In 1904 as well as William James’s wedding to Margaret there had been another wedding in the family. His widowed mother, Eliza married Lawrence Beavan in St. Deniol’s Church in Hawarden. The 1911 census lists them living in the Glynne Arms in Buckley. They were Inn Keepers working on their own account. Lawrence Beavan was 32 and Eliza 42. Stedaughter Sarah Ellin was 21, and she assisted in the business. Grandson Robert William Williams who was 8 was listed in the household. He had been born in Llay, Flintshire. Lawrence Beavan went on to be Manager of the Buckley Foundry which was opposite the Tivoli in Brunswick Road.

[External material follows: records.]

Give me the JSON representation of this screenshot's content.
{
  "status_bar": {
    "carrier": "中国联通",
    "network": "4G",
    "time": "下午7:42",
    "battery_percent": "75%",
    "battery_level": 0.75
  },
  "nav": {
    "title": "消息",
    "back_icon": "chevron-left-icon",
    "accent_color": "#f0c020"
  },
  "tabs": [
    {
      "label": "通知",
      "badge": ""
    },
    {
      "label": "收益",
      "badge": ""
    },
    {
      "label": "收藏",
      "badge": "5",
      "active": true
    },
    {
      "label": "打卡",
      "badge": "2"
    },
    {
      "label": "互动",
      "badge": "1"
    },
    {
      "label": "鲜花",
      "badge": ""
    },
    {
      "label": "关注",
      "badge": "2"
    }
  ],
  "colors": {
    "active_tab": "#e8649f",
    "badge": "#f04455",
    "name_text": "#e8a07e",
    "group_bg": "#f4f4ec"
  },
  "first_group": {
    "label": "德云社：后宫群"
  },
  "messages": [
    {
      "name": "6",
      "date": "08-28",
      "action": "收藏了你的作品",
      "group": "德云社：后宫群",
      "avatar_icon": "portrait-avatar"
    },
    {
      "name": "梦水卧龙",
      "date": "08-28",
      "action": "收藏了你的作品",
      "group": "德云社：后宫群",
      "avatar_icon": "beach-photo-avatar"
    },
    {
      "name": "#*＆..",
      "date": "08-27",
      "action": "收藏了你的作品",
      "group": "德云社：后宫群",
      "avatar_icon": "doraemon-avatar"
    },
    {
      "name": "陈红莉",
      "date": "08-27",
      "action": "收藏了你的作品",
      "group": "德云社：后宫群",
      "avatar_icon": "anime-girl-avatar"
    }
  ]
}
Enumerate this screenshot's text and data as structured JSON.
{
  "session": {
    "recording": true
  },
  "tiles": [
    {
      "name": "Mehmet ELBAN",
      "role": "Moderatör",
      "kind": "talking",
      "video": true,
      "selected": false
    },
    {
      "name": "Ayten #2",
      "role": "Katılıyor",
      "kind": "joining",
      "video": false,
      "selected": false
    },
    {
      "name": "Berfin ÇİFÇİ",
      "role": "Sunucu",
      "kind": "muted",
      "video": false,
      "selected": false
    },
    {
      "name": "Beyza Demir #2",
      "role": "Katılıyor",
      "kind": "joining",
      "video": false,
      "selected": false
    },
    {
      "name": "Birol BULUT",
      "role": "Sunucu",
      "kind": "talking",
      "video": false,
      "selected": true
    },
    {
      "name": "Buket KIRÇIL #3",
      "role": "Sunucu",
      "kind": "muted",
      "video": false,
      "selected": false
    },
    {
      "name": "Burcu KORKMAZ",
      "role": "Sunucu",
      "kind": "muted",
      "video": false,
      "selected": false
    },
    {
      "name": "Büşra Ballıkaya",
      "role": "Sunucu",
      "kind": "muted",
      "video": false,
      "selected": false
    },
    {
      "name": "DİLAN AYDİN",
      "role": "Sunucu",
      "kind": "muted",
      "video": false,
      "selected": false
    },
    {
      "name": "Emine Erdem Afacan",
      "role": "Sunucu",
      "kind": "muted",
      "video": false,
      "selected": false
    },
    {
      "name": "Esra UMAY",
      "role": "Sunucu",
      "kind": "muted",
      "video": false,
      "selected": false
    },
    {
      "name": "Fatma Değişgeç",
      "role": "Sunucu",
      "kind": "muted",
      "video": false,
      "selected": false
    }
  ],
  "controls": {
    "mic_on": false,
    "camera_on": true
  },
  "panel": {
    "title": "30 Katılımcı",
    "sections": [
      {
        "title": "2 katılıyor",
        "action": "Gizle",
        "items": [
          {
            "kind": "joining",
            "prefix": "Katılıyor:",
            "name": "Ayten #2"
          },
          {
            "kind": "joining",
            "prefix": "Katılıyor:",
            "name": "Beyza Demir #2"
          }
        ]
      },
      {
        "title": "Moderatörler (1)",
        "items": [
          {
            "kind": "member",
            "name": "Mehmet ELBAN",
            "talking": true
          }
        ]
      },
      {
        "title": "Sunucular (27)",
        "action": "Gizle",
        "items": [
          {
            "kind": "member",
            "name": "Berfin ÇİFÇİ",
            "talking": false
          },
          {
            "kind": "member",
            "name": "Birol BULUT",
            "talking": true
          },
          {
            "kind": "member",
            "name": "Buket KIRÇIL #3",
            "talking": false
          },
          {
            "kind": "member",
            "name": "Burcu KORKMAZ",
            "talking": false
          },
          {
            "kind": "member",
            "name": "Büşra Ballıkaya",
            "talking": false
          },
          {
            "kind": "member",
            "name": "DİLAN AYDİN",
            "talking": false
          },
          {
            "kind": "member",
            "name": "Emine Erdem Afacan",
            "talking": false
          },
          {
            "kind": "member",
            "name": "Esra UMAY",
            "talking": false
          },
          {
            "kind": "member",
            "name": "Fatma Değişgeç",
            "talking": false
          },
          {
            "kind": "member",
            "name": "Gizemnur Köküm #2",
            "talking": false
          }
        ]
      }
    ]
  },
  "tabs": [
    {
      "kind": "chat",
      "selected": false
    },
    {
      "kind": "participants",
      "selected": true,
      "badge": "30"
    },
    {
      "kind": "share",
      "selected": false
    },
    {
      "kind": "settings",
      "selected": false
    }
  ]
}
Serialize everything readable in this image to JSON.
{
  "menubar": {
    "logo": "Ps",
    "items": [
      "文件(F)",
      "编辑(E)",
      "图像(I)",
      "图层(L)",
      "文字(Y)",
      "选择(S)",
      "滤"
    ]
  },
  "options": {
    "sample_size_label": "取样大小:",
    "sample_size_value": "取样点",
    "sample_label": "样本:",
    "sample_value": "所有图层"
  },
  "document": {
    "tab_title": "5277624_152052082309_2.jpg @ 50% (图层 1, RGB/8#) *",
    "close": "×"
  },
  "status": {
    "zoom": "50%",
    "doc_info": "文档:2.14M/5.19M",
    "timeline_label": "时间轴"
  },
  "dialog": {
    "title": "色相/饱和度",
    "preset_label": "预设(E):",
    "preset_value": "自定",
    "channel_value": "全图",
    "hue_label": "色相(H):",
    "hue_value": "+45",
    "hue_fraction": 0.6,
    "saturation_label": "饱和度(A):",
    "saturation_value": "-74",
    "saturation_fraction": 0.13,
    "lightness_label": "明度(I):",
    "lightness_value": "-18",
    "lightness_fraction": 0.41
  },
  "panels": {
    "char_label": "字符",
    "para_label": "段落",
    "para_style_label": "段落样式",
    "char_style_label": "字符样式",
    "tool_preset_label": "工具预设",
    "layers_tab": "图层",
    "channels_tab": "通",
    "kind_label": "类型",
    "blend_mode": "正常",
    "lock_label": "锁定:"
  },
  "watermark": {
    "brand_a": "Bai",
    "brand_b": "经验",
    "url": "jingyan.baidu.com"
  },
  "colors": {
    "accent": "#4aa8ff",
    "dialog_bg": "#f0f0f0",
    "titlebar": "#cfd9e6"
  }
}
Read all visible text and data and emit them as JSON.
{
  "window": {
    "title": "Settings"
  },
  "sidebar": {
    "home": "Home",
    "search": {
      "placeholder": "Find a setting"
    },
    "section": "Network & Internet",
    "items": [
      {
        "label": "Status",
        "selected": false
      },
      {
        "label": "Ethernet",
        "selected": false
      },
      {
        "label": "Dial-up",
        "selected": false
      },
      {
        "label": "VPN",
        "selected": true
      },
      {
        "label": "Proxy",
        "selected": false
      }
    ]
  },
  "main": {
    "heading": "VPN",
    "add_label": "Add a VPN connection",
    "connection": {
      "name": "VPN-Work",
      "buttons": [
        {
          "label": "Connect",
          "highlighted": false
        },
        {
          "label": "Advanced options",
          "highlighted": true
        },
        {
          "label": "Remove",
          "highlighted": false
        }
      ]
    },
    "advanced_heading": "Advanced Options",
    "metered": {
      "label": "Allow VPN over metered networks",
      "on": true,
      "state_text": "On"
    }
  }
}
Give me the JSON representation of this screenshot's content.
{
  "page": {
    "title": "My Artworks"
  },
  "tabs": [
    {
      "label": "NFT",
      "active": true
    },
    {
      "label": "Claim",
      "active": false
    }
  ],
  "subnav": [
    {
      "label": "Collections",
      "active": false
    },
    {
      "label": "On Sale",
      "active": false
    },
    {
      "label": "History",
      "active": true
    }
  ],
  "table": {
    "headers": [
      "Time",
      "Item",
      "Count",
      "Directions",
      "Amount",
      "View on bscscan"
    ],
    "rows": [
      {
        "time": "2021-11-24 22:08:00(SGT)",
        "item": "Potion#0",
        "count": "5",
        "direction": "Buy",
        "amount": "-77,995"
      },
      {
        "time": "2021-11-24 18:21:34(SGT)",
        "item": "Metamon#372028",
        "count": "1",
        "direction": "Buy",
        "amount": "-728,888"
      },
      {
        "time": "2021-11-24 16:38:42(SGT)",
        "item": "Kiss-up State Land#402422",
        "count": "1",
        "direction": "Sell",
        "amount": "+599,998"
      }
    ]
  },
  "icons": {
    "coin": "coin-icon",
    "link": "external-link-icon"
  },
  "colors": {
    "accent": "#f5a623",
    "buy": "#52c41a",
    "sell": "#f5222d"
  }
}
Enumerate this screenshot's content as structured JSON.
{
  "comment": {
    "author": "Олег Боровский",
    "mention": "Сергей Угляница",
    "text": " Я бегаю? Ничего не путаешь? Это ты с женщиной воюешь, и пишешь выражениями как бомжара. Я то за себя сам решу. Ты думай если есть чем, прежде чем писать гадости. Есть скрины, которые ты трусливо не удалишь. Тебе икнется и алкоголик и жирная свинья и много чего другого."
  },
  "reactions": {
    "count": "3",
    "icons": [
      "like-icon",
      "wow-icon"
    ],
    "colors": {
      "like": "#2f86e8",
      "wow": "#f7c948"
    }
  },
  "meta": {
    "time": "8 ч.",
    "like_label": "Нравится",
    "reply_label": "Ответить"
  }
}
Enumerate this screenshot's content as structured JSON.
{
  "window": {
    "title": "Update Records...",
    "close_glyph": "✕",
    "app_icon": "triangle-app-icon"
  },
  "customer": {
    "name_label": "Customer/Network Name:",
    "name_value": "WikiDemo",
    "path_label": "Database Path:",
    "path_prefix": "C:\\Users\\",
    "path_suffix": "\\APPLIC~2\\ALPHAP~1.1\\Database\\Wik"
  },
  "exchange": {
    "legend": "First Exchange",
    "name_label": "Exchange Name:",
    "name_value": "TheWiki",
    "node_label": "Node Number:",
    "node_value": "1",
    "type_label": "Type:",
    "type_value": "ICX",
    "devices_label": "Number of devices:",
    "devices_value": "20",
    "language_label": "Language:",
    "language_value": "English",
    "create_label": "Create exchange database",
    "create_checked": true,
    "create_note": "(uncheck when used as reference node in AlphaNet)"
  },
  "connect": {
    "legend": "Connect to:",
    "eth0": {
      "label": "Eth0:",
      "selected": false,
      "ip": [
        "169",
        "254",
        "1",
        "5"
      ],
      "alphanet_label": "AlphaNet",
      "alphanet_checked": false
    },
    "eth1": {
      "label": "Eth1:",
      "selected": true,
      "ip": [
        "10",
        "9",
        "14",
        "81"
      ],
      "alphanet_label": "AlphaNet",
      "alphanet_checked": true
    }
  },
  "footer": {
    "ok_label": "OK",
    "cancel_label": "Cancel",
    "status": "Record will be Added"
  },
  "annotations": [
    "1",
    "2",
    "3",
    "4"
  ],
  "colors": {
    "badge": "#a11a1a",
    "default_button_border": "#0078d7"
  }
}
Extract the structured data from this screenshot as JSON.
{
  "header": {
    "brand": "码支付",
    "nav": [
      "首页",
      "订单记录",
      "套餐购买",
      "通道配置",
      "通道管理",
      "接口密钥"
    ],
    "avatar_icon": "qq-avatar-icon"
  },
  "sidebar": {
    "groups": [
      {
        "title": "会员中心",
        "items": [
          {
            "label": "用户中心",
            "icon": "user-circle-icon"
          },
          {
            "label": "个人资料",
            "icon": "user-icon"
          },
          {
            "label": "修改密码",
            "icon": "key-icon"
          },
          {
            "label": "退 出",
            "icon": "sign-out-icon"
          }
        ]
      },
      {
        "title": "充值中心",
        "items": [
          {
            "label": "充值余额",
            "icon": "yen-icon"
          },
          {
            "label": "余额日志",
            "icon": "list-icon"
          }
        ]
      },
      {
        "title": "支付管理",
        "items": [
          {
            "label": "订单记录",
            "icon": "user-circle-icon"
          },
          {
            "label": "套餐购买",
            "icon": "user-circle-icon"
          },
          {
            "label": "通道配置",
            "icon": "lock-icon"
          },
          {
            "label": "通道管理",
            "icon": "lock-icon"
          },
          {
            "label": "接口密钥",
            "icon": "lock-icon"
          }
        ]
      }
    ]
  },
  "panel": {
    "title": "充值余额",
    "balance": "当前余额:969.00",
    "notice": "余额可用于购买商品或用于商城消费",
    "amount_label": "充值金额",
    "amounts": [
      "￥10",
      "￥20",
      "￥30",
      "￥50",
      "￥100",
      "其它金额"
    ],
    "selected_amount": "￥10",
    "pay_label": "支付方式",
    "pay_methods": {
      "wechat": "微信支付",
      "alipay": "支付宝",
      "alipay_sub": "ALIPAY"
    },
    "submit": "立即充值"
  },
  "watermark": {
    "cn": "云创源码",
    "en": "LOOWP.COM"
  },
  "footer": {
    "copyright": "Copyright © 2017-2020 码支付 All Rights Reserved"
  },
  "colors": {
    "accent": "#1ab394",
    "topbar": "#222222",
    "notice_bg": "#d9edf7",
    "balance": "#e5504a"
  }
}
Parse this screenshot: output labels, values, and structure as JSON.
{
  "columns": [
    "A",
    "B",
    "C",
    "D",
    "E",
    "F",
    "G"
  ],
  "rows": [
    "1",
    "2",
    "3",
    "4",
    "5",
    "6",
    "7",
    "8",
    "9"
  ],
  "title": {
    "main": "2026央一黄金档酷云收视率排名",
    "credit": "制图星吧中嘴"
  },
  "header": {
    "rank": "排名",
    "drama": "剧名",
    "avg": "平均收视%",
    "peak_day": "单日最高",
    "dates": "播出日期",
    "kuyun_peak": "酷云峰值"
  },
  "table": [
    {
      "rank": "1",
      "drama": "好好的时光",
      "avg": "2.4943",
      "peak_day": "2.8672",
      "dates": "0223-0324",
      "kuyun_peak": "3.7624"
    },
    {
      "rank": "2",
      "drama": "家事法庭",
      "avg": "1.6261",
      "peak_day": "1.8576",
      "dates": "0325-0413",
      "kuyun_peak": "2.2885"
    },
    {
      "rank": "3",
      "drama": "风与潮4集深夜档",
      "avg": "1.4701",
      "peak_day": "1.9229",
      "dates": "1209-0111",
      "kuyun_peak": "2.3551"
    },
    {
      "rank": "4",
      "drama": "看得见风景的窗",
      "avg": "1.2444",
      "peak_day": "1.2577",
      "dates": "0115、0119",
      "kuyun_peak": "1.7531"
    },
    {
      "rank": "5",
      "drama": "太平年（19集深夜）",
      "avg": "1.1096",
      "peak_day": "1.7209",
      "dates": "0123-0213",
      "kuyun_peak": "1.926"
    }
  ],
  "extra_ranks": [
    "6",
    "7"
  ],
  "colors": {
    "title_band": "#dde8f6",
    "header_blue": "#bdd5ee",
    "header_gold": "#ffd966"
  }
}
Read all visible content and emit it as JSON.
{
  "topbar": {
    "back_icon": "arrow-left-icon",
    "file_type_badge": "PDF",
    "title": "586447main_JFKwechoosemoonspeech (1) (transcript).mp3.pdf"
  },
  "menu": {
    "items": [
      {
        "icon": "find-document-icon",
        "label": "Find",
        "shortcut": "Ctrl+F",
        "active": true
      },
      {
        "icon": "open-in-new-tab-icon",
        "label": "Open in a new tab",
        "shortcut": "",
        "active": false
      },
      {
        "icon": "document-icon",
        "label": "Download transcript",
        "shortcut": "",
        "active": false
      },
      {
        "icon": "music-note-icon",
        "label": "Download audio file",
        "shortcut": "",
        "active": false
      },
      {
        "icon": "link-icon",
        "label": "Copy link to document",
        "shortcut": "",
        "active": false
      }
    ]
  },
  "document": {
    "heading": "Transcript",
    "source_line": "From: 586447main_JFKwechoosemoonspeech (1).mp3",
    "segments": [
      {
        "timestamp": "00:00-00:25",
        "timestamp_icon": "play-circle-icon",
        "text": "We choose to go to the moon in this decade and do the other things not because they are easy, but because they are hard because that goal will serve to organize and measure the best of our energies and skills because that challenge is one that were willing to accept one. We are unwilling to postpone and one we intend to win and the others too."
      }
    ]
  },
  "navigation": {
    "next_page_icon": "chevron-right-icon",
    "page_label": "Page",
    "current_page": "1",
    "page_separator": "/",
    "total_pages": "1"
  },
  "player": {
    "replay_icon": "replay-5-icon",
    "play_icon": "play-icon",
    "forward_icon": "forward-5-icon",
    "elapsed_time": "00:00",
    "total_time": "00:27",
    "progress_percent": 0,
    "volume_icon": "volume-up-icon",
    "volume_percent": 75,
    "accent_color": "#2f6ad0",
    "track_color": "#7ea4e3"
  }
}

Sarah Ellen known as Sally, Eliza’s daughter, later married a Garston.
William Williams was the son of Eliza Ann Collins – Eliza’s eldest daughter. He drowned himself together with his girlfriend in ‘The Trap’ in Buckley at a young age.
The Marshall side of the family (William James’s in-laws)
William James’s Wife, (Margaret Marshall) also had connections with the innkeeping trade. Her maternal grandfather, Joshua Hayes was running the Buckley Horse & Jockey Inn on the 1881 census. His daughter Martha was Margaret’s mother.
Martha Hayes married Thomas Dalziel Marshall. This colourful character was, according to family folklore, born in Connecticut in the USA in about 1846. He was taken along with two siblings by their father Robert to live in Scotland. Thomas D Marshall trained as a cabinet maker and somehow ended up in Buckley where he made pews for one of the churches there in the 1870s. But then he disappeared! The story says that he died of yellow fever in America in about 1880. The US Courts actually declared him officially dead in 1892. The 1891 census, however, has Martha listed as a widow.
Many thanks to Eddie Collins for providing this insight into his fascinating and colourful family history.